A fifth admit they have felt in the past that a member of staff who claimed to be mentally unwell was only saying so because they weren’t good at their job, 21% that they were using it as an excuse to explain away poor work, and a quarter because they wanted time off work.

And 17% had thought that the worker in question wasn’t mentally unwell, just lazy.

This is reflected in the attitudes of workers themselves, according to the study, as a whopping 67% of Brits have suffered mental health issues that affected them at work - but only 35% felt supported by their employers.

In fact, more than half (52%) of Brits believe that managers and bosses are not sympathetic to people who suffer from mental health issues.

And 68% of them believe that, if they told their boss they were suffering from some kind of mental health issue it would have a negative impact on their job.

And bosses agree, with a staggering 84% of senior managers saying that employees risk missing out on promotions if they admit to having mental health issues to their bosses, and 91 percent admitting there was still a lot of stigma around mental health in the workplace.

The study, by TalkOut, found that one in ten (11%) senior managers confess that an employee talking to them about their mental health would make them feel uncomfortable.

And only 42% of senior managers had been trained on how to talk to staff about mental health issues.

Jill Mead, Co-Founder and Managing Director of TalkOut, comments: "The findings from our research are really quite shocking and clearly demonstrate that not enough is being done within the workplace to reduce the long-standing stigma and discrimination around mental health.

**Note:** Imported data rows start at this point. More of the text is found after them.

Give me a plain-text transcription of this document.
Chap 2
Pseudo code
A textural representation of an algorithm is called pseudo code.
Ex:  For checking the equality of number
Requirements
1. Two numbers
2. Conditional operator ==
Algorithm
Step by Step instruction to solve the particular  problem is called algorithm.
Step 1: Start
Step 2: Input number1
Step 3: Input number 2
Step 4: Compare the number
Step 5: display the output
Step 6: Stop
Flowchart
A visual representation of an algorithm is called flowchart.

"If we’re going to make any progress, mental health needs to stop being seen as a taboo, particularly in professional environments, and there needs to be an understanding and acknowledgement that people with mental health conditions can often thrive at work with the right support.

“HR managers and business leaders must take responsibility of ensuring their organisation has a mentally healthy environment where people can talk about mental health in the same way they talk about physical health without fear of consequences.”

The study, of 2,000 British workers and 200 senior managers, found that almost two thirds (63%) of senior managers said they did not have enough resources to support employees with mental health issues. And 53% said they did not have procedures in place to help staff who were suffering from mental ill health.

In fact, 82% of senior managers admitted that, in the past, their industry had failed workers with mental health issues, and only three in 10 (31%) said that mental health was currently taken seriously in their companies.

Yet 96% said they thought their staff’s mental health was as important as their physical health, and 94% believe a mentally healthy workforce is a more productive one.

Kedge Martin, CEO of RutBusters, has outlined four Ts to improve mental wellbeing:


The Four Ts of mental health
TALK – to someone

Having someone to talk to is a really important way to prevent severe problems building up. Often people worry about confiding their problems and concerns with those close to them; they don’t want to burden their friends and family and there is also the stigma of being vulnerable.

So, many people march on through life with an ‘I’m ok’ mask on, only for it to fall off when they collapse. And also, those closest to us often have their own agenda and historical perspective/view – ‘I warned you she was hopeless’; ‘I told you not to take that job’. Lou Hotz (a famous American football coach, author and sports commentator) once said “Never tell your problems to anyone...20% don't care and the other 80% are glad you have them.”

Confiding in a trained coach or counsellor, someone wholly independent, who listens without judgement but who also challenges your perspective in a supportive way, is invaluable. There are a range of professionals to suit all budgets – and very often just one session where you can disgorge all that is bubbling up and causing stress, can be extraordinarily beneficial – giving clarity and perspective – before one buckles through overwhelm.
TIME – for self

In addition to talking to someone unbiased, it is important to carve out some space for your self – this may be just 15 minutes going for a walk ideally outside in nature, sitting quietly and reading a book. Being disciplined and stopping from our busyness is extremely difficult but once practiced, it is remarkable restorative.
TECHNOLOGY detox

Disconnecting from technology is critical – digital detox. Smartphones, computers and social media (the ‘always on’ culture) has become the tail that wags the dog – so we are always responding to other people’s actions/prompts/comments/ interruptions/emails. We need to re-establish control over and ownership of our own time – the only thing that we cannot replenish, once it’s gone it’s gone.
THANKS – for what we have

Recognising what is right with our lives is also key – gratitude for all the things we take for granted. The best way to be grateful is to reflect upon what we would miss if we no longer had it – our health, our friends, family (even the annoying members!) etc and be grateful for the many things we take for granted. Focusing on what is good in life is a really good way to nudge negative thoughts away.